Dive Brief:
- Enterprises are outsourcing storage to help manage the volume and complexity of data operations, according to Forrester. Over one-third of organizations use a storage management vendor, based on the analyst firm’s survey of 214 global hardware infrastructure technology decision-makers.
- A subscription-based model is preferred by nearly two-thirds of organizations, the report found. Global enterprise data and analytics technology decision-makers preferred the flexibility of subscription-based models and the freedom that comes from passing capacity management woes on to vendors, the report found.
- As data becomes more central to the business, enterprises are looking to simplify their data ecosystems. An overload of operations data, ongoing business growth and expanding web analytics are pushing data estates to their limit, according to the report.
Dive Insight:
Data estates are where IT and business operations meet. It can be a messy juncture, littered with technical debt, interoperability snags and systems overburdened by the increasing storage needs.

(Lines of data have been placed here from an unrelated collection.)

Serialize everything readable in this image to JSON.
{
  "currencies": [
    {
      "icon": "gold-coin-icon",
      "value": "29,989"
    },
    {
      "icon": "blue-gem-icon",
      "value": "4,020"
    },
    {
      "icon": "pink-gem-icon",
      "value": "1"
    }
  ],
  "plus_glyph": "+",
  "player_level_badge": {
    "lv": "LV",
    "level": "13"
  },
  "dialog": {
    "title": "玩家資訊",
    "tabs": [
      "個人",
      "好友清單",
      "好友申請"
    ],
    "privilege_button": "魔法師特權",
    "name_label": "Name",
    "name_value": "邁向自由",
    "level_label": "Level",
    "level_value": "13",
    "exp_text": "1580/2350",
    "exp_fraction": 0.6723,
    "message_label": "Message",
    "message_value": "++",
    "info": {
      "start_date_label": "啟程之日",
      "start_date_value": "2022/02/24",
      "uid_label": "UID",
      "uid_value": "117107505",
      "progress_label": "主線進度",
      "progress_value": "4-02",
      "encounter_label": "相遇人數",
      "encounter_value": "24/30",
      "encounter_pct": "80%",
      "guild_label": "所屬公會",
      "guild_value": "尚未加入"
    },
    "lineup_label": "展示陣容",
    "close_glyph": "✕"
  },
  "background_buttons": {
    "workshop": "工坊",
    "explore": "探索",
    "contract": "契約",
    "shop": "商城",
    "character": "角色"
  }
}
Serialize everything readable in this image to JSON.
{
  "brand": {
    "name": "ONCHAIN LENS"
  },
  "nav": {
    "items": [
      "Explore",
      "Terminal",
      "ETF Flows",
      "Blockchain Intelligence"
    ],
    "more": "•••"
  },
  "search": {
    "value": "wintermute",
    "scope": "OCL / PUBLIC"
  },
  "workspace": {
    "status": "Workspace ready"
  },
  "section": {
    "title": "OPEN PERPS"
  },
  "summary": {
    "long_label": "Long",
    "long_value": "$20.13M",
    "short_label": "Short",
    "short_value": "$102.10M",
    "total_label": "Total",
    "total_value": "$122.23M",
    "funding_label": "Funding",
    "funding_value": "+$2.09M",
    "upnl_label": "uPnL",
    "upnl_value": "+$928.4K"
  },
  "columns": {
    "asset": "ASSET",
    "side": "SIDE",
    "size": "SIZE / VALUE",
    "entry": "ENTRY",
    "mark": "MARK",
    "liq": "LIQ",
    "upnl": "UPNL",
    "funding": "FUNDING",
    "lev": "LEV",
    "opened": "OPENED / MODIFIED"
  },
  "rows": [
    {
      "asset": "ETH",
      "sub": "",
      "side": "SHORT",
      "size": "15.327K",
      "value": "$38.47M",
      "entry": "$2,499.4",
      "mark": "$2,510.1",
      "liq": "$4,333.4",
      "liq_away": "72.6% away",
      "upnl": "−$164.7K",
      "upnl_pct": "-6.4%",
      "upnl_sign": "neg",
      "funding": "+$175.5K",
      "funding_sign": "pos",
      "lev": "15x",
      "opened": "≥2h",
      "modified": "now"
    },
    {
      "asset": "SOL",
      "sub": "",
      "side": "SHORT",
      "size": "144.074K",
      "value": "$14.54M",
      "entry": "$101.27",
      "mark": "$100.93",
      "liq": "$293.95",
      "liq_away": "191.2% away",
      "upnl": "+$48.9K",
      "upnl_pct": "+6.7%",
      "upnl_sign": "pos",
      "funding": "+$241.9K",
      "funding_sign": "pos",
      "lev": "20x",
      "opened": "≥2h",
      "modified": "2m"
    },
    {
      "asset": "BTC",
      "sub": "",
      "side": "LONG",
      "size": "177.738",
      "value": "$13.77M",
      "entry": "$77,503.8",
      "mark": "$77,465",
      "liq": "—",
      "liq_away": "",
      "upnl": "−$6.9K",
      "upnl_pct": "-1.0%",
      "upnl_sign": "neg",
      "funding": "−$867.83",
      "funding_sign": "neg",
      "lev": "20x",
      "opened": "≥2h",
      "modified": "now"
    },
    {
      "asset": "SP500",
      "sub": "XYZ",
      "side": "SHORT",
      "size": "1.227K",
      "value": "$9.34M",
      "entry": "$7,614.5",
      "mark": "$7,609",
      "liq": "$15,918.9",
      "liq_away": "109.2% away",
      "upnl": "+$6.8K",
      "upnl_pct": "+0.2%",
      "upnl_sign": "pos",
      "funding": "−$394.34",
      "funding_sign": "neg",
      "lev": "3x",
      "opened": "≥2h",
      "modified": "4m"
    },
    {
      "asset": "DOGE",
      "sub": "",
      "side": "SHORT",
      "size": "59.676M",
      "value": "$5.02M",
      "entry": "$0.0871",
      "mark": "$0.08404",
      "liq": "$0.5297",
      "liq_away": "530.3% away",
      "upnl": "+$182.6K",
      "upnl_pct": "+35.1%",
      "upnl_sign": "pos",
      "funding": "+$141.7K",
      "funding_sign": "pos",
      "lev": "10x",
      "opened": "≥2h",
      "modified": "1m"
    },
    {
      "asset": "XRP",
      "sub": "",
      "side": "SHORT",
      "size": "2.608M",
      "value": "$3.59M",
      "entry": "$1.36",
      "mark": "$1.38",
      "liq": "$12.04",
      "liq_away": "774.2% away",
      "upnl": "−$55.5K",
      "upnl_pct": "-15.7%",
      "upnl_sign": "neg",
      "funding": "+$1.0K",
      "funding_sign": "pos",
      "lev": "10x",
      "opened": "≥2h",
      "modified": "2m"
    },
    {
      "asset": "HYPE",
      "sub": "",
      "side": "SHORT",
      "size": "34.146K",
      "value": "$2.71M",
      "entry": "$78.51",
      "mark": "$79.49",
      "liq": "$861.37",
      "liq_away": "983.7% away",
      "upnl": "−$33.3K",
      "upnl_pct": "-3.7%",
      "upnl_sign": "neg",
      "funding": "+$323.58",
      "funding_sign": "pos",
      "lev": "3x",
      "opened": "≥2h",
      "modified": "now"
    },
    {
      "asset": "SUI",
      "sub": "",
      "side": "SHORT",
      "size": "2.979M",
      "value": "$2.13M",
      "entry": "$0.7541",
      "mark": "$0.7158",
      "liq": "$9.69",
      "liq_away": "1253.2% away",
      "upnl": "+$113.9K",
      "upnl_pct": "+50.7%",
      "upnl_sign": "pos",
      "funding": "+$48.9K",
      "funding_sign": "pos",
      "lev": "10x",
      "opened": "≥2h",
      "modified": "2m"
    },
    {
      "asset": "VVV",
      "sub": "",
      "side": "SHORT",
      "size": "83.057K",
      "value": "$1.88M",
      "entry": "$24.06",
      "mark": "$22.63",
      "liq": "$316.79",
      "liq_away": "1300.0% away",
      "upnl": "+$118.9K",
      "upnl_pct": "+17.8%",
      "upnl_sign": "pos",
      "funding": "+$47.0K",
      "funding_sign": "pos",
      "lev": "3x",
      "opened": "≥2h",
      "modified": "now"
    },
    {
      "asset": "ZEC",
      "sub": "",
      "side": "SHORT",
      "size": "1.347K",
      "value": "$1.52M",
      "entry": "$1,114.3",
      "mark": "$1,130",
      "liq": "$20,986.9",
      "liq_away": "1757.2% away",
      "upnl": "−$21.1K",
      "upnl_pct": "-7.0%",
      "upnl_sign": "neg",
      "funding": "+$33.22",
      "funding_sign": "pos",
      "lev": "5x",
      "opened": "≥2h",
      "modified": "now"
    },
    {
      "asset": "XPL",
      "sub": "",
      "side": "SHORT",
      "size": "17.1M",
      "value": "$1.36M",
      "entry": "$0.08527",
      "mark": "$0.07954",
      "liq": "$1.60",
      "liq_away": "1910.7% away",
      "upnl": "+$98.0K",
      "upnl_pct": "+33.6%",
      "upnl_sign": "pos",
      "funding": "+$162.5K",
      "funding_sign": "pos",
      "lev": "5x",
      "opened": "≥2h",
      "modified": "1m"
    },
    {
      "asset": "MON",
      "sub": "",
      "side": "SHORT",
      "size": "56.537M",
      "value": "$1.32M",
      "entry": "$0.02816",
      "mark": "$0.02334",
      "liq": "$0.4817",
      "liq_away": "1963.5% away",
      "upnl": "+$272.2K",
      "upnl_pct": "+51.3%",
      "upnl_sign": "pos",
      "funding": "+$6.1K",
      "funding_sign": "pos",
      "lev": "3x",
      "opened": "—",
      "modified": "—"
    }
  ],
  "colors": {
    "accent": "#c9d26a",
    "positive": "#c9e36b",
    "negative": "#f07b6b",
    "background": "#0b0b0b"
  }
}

Enterprises are at a crossroads. On one hand, they are looking to simplify data operations through the adoption of easily consumable storage technologies for the majority of workloads. At the same time, they are investing in faster technologies to accommodate compute-intensive workloads, such as generative AI applications.
To simplify, cloud is the destination of choice for most enterprise data.
“Outsourced storage management and storage as a service offerings help reduce complexity for businesses that must streamline technology investments and focus on core business initiatives,” said Brent Ellis, senior analyst at Forrester, in the report.
Yet, obstacles to cloud-based data services remain. Even as enterprises push to migrate masses of data, lingering concerns about security and interoperability persist, and many enterprise data and storage solutions are hard to replicate in public cloud, Forrester found.
“This has driven many traditional storage vendors like Dell and NetApp to create cloud versions of their well-adopted on-premises storage APIs, thereby allowing enterprises an easier transition from data center workloads to cloud environments,” the report said.
The result is heterogenous data solutions that incorporate cloud, on-prem and edge-based infrastructure.
“Performance-oriented needs largely driven by genAI and big data analytics maintain a market for high-performance storage in the datacenter,” Ellis said.